Виктор, когда диалог с художником прервался, постепенно в тишине ушел в себя. В голове звучали переливы клавишных, вступали скрипки, и он не мог – да и не хотел, – останавливать этот поток сознания. Он прикрыл глаза, устав смотреть в одну точку на противоположной стене, и лицо приобрело умиротворенное выражение, только пальцы раз от раза порывались наиграть мелодию. Он постукивал, едва ли заметно, по собственному бедру. Венсан даже мог заметить, как явственно изменилось его лицо – каким уверенным, каким абсолютно одухотворенным стал Люмьер. Когда он открыл глаза, когда в голове мелодия наконец-то стихала и он видел, словно бы перед собой, эти ноты, которые он уже не забудет, пока не запишет в блокнот. Его взгляд преобразился, и прежде прозрачные голубо-зеленые радужки налились еще более яркой зеленью, напоминая авантюрин – один из самых притягательных самоцветов.

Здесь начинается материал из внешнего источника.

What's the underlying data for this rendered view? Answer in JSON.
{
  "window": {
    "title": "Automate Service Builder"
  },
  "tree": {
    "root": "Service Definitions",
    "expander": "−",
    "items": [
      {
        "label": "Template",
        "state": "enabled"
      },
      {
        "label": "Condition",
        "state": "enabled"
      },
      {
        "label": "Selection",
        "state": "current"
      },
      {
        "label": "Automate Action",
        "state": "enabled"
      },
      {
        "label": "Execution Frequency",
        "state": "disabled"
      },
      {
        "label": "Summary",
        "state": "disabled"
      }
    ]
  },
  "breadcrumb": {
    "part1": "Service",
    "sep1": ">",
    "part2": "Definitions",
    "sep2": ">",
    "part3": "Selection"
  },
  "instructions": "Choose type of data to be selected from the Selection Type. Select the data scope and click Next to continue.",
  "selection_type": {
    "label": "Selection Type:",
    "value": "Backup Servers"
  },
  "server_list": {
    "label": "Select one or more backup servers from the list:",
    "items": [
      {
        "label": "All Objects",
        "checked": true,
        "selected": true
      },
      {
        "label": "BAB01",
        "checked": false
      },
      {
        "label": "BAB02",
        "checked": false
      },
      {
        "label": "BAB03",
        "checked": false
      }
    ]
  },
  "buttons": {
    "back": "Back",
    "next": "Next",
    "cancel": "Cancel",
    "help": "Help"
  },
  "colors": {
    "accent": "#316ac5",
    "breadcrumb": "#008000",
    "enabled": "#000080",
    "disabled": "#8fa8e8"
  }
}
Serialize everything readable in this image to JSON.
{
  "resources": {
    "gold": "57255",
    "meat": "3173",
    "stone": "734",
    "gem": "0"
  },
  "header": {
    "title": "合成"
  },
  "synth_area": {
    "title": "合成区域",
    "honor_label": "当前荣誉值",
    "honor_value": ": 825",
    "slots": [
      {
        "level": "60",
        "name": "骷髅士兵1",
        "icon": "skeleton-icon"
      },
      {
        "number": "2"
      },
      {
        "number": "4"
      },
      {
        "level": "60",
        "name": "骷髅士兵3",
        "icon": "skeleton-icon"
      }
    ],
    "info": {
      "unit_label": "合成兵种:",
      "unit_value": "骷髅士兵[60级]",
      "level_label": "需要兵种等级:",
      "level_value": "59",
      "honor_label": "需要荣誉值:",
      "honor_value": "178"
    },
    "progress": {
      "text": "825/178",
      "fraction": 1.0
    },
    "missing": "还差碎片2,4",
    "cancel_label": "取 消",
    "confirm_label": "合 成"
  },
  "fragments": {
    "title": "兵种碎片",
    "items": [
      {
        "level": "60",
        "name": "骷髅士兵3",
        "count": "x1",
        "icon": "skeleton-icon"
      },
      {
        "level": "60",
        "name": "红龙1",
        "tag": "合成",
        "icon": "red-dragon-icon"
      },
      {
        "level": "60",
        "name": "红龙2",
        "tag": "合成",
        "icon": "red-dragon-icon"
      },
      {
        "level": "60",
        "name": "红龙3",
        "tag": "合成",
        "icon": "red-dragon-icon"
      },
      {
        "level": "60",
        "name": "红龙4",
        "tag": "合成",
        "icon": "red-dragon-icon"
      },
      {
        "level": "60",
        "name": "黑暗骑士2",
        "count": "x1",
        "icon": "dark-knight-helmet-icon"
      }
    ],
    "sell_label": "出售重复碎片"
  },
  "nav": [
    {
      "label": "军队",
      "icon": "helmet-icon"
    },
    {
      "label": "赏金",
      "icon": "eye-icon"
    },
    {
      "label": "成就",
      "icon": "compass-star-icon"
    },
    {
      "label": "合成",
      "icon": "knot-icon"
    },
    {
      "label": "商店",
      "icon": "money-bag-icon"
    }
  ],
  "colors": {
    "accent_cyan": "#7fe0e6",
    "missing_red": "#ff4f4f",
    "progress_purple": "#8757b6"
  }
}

Виктор был общительным человеком, дружелюбным и располагающим к себе, но только на первый взгляд. Вместе с тем он был жестким в отношении собственных желаний и целей, но при этом добропорядочным и сердечным, мягким к тем, кого он любил и о ком заботился. У него едва ли были по-настоящему близкие друзья – в театре это было практически невозможно. Работа, которая требовала столько усилий и вечного сопротивления, чтобы стать лучше, сильнее, показать себя, не могла сочетаться с той самой мягкостью, которую Виктор испытывал к близким людям. Исключением из всех была лишь Шарлотта Лефевр, дочь мадам Лефевр, их балетмейстера. Они были знакомы с ней с самого детства, точнее – Шарлотте было два года, а Виктору уже тринадцать, когда они познакомились – он вызвался общаться и гулять с ребенком, понимая, что у Мари – она была его старше всего-то на четырнадцать лет, – не было ни сил, ни возможности, а сам он был свободен куда более часто, нежели постоянно выступающая балерина. И с тех самых пор у Люмьера появилась названная младшая сестра, которая росла у него на глазах. Были знакомые, были любовники и любовницы, но их было столь мало, что он даже не придавал их существованию значения.

Возможно, уже в силу возраста, ему было непросто заводить новые знакомства – он не искал общения, в этом вся суть, но Венсан нашел его сам, буквально выдернул из существования внутри театра, в котором все было привычно, хотя Опера и открылась всего полгода как, практически весь состав труппы и работников был ему знаком еще со времен Ле Пелетье. Виктор был рад, что ему предоставилась такая возможность – попробовать в своей жизни что-то новое: общение, роль, ощущения.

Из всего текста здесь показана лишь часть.